La Luna observaba, callada y sigilosa, a través de la ventana. Un leve movimiento del nigromante captó la atención de la Luna. Con su mano cansada, el hechicero tomó la mano de la joven mientras reposaba sentado en su trono de ébano y diamante. Ausente, perdido, el hechicero miró por la ventana, esperando encontrar algo que claramente no existía. Una esperanza perdida, un sueño vano, una compañía que aliviara su eterna soledad. Con sus oscuros ojos azabache, el hechicero miró hacia las estrellas, rogando y suspirando, pero solo el silencio respondía sus plegarias.

La Luna observaba, callada y sigilosa, las estrellas. Sus compañeras nocturnas, las estrellas, rechazaban mirar lo que sucedía bajo sus pies. Altaneros y crueles, los pequeños puntos de luz ardiente que hendían la oscuridad de la noche tenían la capacidad de cumplir los deseos de aquellos que moraban bajo su velo. Sin embargo, su desdén por lo acontecido a ras de suelo, convertía dichos deseos en algo inalcanzable, imposible de obtener, en una búsqueda vana y maldita que, inevitablemente, había de terminar en tragedia.

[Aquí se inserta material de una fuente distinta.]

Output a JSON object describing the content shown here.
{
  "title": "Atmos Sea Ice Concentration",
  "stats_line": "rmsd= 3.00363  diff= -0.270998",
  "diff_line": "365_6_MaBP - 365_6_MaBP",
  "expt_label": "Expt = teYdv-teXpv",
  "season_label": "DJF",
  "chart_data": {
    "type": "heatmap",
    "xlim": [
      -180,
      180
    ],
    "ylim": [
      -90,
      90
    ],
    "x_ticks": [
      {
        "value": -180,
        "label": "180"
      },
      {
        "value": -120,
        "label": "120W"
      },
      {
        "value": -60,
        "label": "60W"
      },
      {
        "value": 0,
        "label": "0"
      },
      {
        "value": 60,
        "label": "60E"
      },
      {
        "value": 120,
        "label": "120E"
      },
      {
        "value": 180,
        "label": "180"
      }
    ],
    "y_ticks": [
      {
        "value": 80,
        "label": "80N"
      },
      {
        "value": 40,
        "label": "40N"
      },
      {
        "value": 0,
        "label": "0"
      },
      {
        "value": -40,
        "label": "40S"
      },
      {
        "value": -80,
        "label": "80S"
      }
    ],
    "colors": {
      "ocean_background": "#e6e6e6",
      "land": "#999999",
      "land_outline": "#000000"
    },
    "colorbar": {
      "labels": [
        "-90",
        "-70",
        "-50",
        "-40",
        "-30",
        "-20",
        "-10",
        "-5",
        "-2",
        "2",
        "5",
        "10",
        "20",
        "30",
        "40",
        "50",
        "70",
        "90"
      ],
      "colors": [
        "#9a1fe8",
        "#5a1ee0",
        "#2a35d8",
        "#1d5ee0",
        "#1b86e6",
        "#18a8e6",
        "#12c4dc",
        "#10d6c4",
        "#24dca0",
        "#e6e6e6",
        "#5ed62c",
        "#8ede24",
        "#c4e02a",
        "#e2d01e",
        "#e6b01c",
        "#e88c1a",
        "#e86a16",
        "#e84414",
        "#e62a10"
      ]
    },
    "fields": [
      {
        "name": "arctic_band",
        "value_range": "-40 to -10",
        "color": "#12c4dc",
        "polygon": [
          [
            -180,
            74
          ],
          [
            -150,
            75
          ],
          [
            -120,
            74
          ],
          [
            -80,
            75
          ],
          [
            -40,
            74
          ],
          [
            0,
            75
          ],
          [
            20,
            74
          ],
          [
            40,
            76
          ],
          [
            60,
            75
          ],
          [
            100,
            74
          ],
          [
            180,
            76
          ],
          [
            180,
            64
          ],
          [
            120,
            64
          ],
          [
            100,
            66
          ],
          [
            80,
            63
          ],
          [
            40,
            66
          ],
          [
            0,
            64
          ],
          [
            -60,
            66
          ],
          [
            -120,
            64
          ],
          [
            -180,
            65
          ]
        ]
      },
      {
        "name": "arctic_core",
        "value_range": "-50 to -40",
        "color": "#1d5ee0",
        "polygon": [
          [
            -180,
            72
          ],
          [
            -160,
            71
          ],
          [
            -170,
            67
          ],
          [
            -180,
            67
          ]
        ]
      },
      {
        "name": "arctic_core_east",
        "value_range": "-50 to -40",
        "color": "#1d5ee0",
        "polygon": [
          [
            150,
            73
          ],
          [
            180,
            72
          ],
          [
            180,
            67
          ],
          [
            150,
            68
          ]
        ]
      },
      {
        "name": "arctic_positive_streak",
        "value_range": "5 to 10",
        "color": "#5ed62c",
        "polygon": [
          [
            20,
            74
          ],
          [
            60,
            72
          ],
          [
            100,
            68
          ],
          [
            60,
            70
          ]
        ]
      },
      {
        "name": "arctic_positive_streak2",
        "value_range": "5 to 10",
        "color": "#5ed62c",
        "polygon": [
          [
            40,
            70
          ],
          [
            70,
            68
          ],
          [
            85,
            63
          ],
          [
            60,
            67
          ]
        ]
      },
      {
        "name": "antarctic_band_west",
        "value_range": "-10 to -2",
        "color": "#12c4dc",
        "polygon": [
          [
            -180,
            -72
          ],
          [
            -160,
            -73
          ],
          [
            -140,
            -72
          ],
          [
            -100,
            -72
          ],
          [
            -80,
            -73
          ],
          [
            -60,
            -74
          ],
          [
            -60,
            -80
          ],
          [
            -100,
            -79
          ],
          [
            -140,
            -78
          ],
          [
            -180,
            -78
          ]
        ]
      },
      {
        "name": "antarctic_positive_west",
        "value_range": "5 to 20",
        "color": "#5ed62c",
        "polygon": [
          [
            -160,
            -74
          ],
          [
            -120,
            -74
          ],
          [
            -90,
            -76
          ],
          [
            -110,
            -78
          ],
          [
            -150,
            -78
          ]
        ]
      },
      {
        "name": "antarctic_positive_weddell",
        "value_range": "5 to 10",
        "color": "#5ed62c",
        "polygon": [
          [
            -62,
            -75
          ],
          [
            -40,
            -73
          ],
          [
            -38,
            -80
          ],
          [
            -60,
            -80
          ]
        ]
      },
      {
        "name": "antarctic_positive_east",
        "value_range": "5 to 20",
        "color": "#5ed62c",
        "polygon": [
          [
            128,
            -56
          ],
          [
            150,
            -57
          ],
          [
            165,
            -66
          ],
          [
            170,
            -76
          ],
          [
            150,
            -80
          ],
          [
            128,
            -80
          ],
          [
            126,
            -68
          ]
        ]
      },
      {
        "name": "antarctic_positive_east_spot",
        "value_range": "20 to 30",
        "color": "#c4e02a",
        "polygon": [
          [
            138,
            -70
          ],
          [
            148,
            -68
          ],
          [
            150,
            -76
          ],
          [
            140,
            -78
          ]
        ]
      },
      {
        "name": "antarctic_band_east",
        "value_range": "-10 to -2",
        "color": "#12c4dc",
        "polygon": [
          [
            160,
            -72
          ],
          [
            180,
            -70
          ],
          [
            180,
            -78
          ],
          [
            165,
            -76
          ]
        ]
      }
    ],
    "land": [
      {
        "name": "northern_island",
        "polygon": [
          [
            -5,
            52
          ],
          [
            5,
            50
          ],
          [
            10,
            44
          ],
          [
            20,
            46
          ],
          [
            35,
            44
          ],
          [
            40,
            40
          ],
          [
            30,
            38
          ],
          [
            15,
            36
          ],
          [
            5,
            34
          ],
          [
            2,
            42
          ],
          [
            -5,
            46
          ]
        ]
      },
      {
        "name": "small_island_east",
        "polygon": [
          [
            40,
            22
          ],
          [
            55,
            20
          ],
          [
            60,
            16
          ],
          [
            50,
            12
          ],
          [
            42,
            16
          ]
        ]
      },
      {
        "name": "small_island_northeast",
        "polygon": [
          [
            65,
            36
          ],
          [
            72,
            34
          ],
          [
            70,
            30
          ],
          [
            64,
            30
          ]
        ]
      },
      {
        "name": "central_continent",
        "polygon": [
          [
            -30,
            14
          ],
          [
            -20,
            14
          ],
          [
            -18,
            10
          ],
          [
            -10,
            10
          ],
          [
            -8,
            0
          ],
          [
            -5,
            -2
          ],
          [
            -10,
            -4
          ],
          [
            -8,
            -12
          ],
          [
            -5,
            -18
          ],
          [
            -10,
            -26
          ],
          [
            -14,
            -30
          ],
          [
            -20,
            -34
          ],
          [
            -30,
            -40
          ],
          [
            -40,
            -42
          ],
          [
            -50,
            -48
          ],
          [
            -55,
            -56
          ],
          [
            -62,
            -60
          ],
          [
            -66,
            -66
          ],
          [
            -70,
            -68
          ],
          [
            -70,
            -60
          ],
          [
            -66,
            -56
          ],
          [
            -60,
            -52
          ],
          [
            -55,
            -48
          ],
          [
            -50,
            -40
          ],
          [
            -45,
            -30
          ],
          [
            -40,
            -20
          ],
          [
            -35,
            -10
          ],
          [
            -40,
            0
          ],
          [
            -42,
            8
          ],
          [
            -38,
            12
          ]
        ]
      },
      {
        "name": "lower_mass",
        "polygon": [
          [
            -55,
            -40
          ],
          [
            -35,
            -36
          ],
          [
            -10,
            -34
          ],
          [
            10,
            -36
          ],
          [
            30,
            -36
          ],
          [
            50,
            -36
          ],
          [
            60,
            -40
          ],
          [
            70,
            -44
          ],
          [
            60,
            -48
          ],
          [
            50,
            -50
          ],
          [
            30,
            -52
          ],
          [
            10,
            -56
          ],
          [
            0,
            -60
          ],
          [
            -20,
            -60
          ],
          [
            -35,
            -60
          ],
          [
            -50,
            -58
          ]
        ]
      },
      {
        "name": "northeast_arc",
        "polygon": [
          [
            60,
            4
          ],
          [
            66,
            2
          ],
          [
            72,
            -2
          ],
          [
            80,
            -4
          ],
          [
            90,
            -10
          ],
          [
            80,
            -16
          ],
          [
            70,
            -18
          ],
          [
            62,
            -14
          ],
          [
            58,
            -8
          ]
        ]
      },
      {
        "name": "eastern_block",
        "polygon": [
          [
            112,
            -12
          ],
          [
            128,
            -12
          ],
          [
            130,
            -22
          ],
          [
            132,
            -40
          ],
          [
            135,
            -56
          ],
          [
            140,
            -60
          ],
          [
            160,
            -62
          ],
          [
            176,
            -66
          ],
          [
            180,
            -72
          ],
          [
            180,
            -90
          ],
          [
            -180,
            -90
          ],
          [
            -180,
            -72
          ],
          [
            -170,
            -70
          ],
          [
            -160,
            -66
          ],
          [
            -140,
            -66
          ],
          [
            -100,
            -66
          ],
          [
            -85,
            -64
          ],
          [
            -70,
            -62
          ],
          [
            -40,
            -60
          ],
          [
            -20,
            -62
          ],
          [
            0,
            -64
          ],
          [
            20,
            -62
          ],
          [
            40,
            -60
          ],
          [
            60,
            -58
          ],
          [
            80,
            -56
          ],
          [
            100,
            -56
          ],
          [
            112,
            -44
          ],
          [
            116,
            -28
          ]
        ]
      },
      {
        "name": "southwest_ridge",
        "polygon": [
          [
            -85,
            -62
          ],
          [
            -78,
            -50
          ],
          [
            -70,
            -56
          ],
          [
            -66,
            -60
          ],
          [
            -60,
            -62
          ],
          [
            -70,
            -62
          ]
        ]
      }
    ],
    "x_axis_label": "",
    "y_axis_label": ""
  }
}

La Luna observaba, callada y sigilosa, a través de la ventana. Volviendo su triste rostro hacia el de la joven, el hechicero se irguió lentamente y acercó sus labios a la mejilla de la faz de su amada, solo para detenerse en el último segundo y volverse a sentar, sus ojos vidriosos y secos por falta de más lágrimas que derramar mirando hacia el infinito, ausentes y perdidos. Con un suspiro, el nigromante miró hacia su fiel esclavo, su siervo leal, el amarillento esqueleto que se alzaba ante la puerta de la estancia. La magia le había permitido burlar a la muerte, revivir cuerpos caídos tiempo atrás, ahora convertidos en cascarones sin mente sometidos a su voluntad. La magia lo había protegido de las inclementes e  inhóspitas condiciones del páramo que rodeaba su torre. La magia le había otorgado poder y conocimientos más allá de la comprensión humana. Y, sin embargo, el hechicero era infeliz, pues la magia no le permitía alcanzar lo que su corazón más ansiaba en este mundo. Con resignación, el hechicero se levantó de su asiento y, con un leve movimiento de la cabeza, ordenó a su sirviente que procediera con las órdenes que le había impartido. Mirando una última vez el rostro del cuerpo que se hallaba en la losa, el hechicero pensó en su amada. No, este cuerpo sin vida nunca podría ser el de su amor. Ella se hallaba lejos, en otras tierras, y por mucho que él lo intentara, la magia nunca podría conseguir que ella estuviera junto a él, y una copia creada en un laboratorio no podría satisfacer a su alma marchita y perdida. Suspirando, el hechicero salió de la sala, mientras un nefasto olor a carne quemada emanaba de detrás de él.

La Luna observaba, callada y sigilosa, a través de la ventana, y lloró.